I hope that Lord Young does help small business. However, he will need to resist cuts in public sector employment, measures which prefer big business at the expense of small business and so called cuts in red tape that actually undermine small business. He will also need to promote a far greater understanding of how to succeed in business among those who would like to run their own business.

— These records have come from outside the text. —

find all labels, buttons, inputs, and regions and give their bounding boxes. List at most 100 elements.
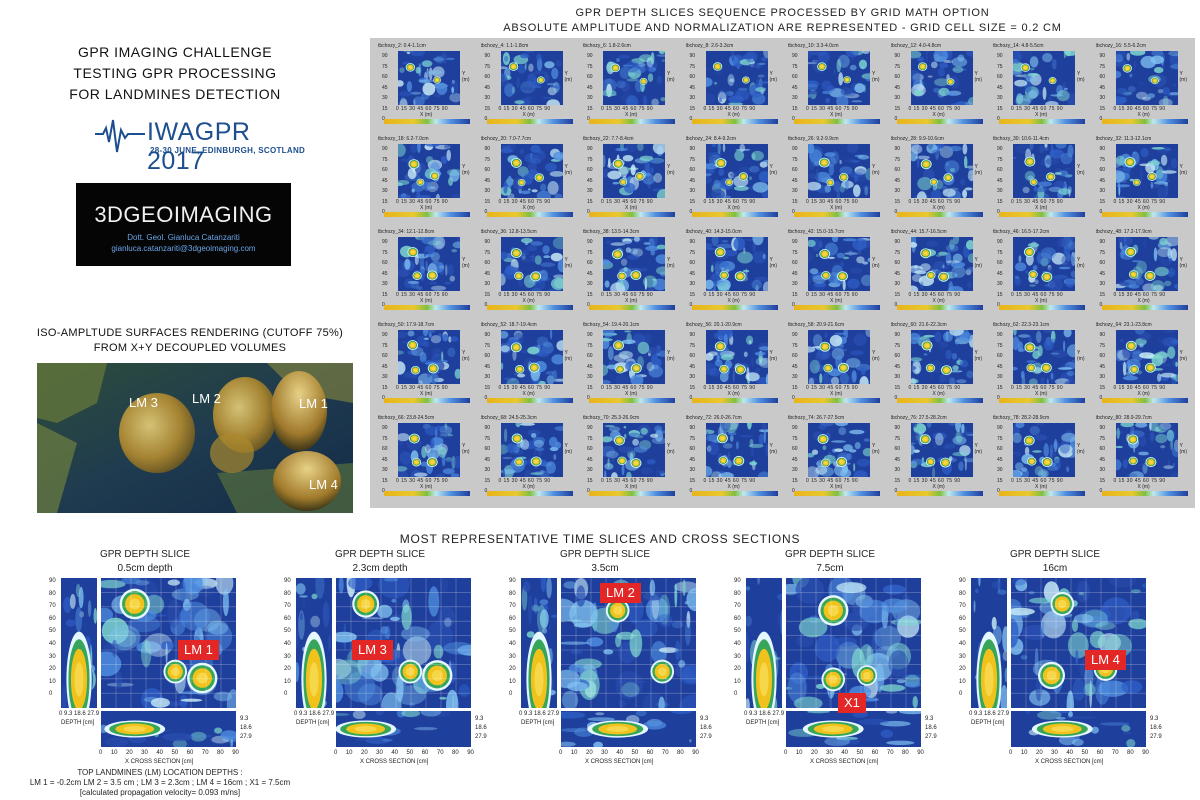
tile-y-tick: 0 bbox=[895, 300, 901, 311]
tile-y-tick: 45 bbox=[484, 177, 491, 184]
tile-y-tick: 90 bbox=[1099, 239, 1106, 245]
tile-y-ticks: 90 75 60 45 30 15 0 bbox=[1100, 144, 1106, 218]
tile-y-label: Y (m) bbox=[1179, 257, 1188, 269]
author-email: gianluca.catanzariti@3dgeoimaging.com bbox=[111, 244, 256, 253]
tile-heatmap bbox=[1013, 51, 1075, 105]
tile-label: tbchozy_10: 3.3-4.0cm bbox=[788, 43, 839, 49]
tile-label: tbchozy_30: 10.6-11.4cm bbox=[993, 136, 1049, 142]
tile-y-tick: 90 bbox=[894, 53, 901, 59]
tile-colorbar bbox=[1101, 305, 1188, 310]
tile-y-tick: 90 bbox=[587, 332, 593, 338]
depth-slice-tile: tbchozy_24: 8.4-9.2cm 90 75 60 45 30 15 0 Y (m) 0… bbox=[686, 136, 782, 226]
tile-y-tick: 0 bbox=[997, 486, 1003, 497]
landmine-notes: TOP LANDMINES (LM) LOCATION DEPTHS : LM … bbox=[20, 768, 300, 798]
tile-y-tick: 90 bbox=[689, 425, 696, 431]
tile-y-tick: 90 bbox=[689, 332, 696, 338]
tile-y-tick: 30 bbox=[1099, 374, 1106, 380]
depth-slice-tile: tbchozy_16: 5.5-6.2cm 90 75 60 45 30 15 0 Y (m) 0… bbox=[1096, 43, 1192, 133]
tile-y-tick: 60 bbox=[997, 74, 1003, 80]
tile-y-tick: 30 bbox=[689, 467, 696, 473]
tile-y-tick: 45 bbox=[894, 456, 901, 463]
tile-y-tick: 60 bbox=[484, 167, 491, 173]
slice-y-tick: 70 bbox=[509, 603, 516, 610]
slice-x-tick: 70 bbox=[201, 750, 209, 756]
tile-heatmap bbox=[398, 237, 460, 291]
tile-y-tick: 15 bbox=[1099, 105, 1106, 112]
tile-y-tick: 75 bbox=[587, 435, 593, 442]
iso-title: ISO-AMPLTUDE SURFACES RENDERING (CUTOFF … bbox=[35, 326, 345, 356]
depth-side-tick: 9.3 bbox=[240, 716, 249, 722]
tile-x-label: X (m) bbox=[625, 112, 638, 118]
tile-y-label: Y (m) bbox=[667, 71, 675, 83]
tile-y-tick: 30 bbox=[587, 281, 593, 287]
tile-y-tick: 60 bbox=[894, 167, 901, 173]
grid-title: GPR DEPTH SLICES SEQUENCE PROCESSED BY G… bbox=[370, 6, 1195, 36]
tile-y-tick: 75 bbox=[997, 249, 1003, 256]
tile-heatmap bbox=[398, 51, 460, 105]
tile-y-tick: 60 bbox=[1099, 74, 1106, 80]
tile-colorbar bbox=[896, 491, 983, 496]
slice-x-tick: 10 bbox=[345, 750, 353, 756]
tile-colorbar bbox=[1101, 398, 1188, 403]
tile-y-tick: 75 bbox=[484, 342, 491, 349]
tile-heatmap bbox=[808, 144, 870, 198]
tile-y-tick: 30 bbox=[689, 188, 696, 194]
tile-y-tick: 45 bbox=[382, 177, 388, 184]
tile-label: tbchozy_32: 11.3-12.1cm bbox=[1095, 136, 1152, 142]
tile-x-ticks: 0 15 30 45 60 75 90 bbox=[1113, 478, 1166, 484]
x-cross-section bbox=[101, 711, 236, 747]
event-dates: 28-30 JUNE, EDINBURGH, SCOTLAND bbox=[150, 146, 306, 155]
tile-colorbar bbox=[896, 212, 983, 217]
tile-colorbar bbox=[896, 119, 983, 124]
tile-y-label: Y (m) bbox=[974, 443, 983, 455]
tile-y-tick: 45 bbox=[484, 456, 491, 463]
tile-y-label: Y (m) bbox=[667, 350, 675, 362]
tile-y-ticks: 90 75 60 45 30 15 0 bbox=[895, 330, 901, 404]
tile-y-tick: 90 bbox=[792, 53, 798, 59]
slice-y-ticks: 90 80 70 60 50 40 30 20 10 0 bbox=[284, 575, 291, 701]
x-cross-section bbox=[561, 711, 696, 747]
tile-heatmap bbox=[705, 144, 768, 198]
tile-y-ticks: 90 75 60 45 30 15 0 bbox=[792, 144, 798, 218]
slice-x-tick: 70 bbox=[1111, 750, 1119, 756]
tile-y-tick: 60 bbox=[689, 353, 696, 359]
tile-y-tick: 90 bbox=[382, 239, 388, 245]
y-cross-section bbox=[521, 578, 557, 708]
tile-x-ticks: 0 15 30 45 60 75 90 bbox=[601, 385, 654, 391]
slice-y-tick: 50 bbox=[284, 628, 291, 635]
tile-x-label: X (m) bbox=[932, 112, 945, 118]
tile-x-label: X (m) bbox=[522, 298, 535, 304]
tile-label: tbchozy_36: 12.8-13.5cm bbox=[480, 229, 537, 235]
tile-y-label: Y (m) bbox=[769, 350, 778, 362]
tile-x-ticks: 0 15 30 45 60 75 90 bbox=[1113, 106, 1166, 112]
tile-y-tick: 45 bbox=[689, 456, 696, 463]
tile-y-tick: 45 bbox=[997, 456, 1003, 463]
tile-y-tick: 60 bbox=[382, 74, 388, 80]
tile-y-tick: 90 bbox=[894, 425, 901, 431]
landmine-label: LM 4 bbox=[1085, 650, 1126, 670]
tile-y-tick: 60 bbox=[792, 74, 798, 80]
tile-heatmap bbox=[1013, 330, 1075, 384]
tile-label: tbchozy_54: 19.4-20.1cm bbox=[583, 322, 640, 328]
tile-y-label: Y (m) bbox=[462, 443, 470, 455]
tile-y-ticks: 90 75 60 45 30 15 0 bbox=[1100, 51, 1106, 125]
tile-y-ticks: 90 75 60 45 30 15 0 bbox=[997, 423, 1003, 497]
tile-label: tbchozy_4: 1.1-1.8cm bbox=[480, 43, 529, 49]
tile-y-tick: 75 bbox=[587, 249, 593, 256]
tile-y-ticks: 90 75 60 45 30 15 0 bbox=[382, 237, 388, 311]
tile-heatmap bbox=[398, 330, 460, 384]
tile-y-tick: 0 bbox=[690, 207, 696, 218]
tile-label: tbchozy_38: 13.5-14.3cm bbox=[583, 229, 640, 235]
depth-slice-tile: tbchozy_58: 20.9-21.6cm 90 75 60 45 30 15 0 Y (m… bbox=[788, 322, 884, 412]
depth-slice-tile: tbchozy_72: 26.0-26.7cm 90 75 60 45 30 15 0 Y (m… bbox=[686, 415, 782, 505]
tile-y-tick: 30 bbox=[382, 374, 388, 380]
tile-y-ticks: 90 75 60 45 30 15 0 bbox=[997, 330, 1003, 404]
tile-label: tbchozy_66: 23.8-24.5cm bbox=[378, 415, 435, 421]
tile-y-tick: 15 bbox=[1099, 384, 1106, 391]
tile-y-ticks: 90 75 60 45 30 15 0 bbox=[997, 237, 1003, 311]
tile-y-label: Y (m) bbox=[769, 71, 778, 83]
tile-y-tick: 90 bbox=[689, 146, 696, 152]
tile-x-label: X (m) bbox=[1035, 112, 1048, 118]
depth-label: DEPTH [cm] bbox=[521, 720, 555, 726]
tile-y-tick: 75 bbox=[997, 342, 1003, 349]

It is great to have a Labour MP talking about small business in such a knowledgeable way, and Bill Esterson is spot on to draw our attention to this very clever move by the coalition. Speaking as a Labour activist who is also a sole trader– and who did a lot of work on developing Labour’s small firms policy in the mid-1990s, when profit (let alone small business) was a dirty word – I fear that the Tories’ (and LDems’) belated rediscovery of the importance of small firms could win them a lot of support. We know that the cuts will eventually wreak damage right across business and industry. But for the moment, many companies will applaud the government for trying to steer more public contracts towards small firms rather than large ones. And even more people will be pleased that the coalition appears finally to be getting the message and turning its attention to growth at the grassroots. The sharp challenge for Labour now is how to develop our own credible policies to help small firms. The work done in opposition helped cement our 1997 victory and meant we did a lot to help small business in our first term. But that got lost in an unhealthy fascination at the top of the party with large companies – or, more accurately, the very rich. In some ways Labour is back where it was in the 1990s: we have to find ways of demonstrating actively to voters that we understand how money is made, not just how it can be spent. Showing that we care about, and understand, the needs of small firms would be a powerful start. The first step must be to listen – and to be seen to do so. For example, a Labour Commission on Small Business could travel round the country, taking evidence from small firms themselves, chambers of commerce, business advisers and others as the cuts bite. This would help inform policy that was relevant to today’s problems. And the highly visible process itself – being seen to support small firms and to be developing policy with, rather than for, them – would help build the Party’s credibility more widely. Small firms deserve Labour’s support as the disempowered backbone of our economy. As the coalition has realised, they also represent a big political opportunity for any party. A failure to grasp this opportunity will make Labour’s climb back up the hill to government that much harder.
yeah but no but…. this big herrnowncement about the post Office by the Tories ,that was Peter Mandelson’s idea I seem to remember ! no? yes?
can you tell me how much you manage rich people to avoid in your consultancy company Ben and how much it could have spent to avoid the cuts?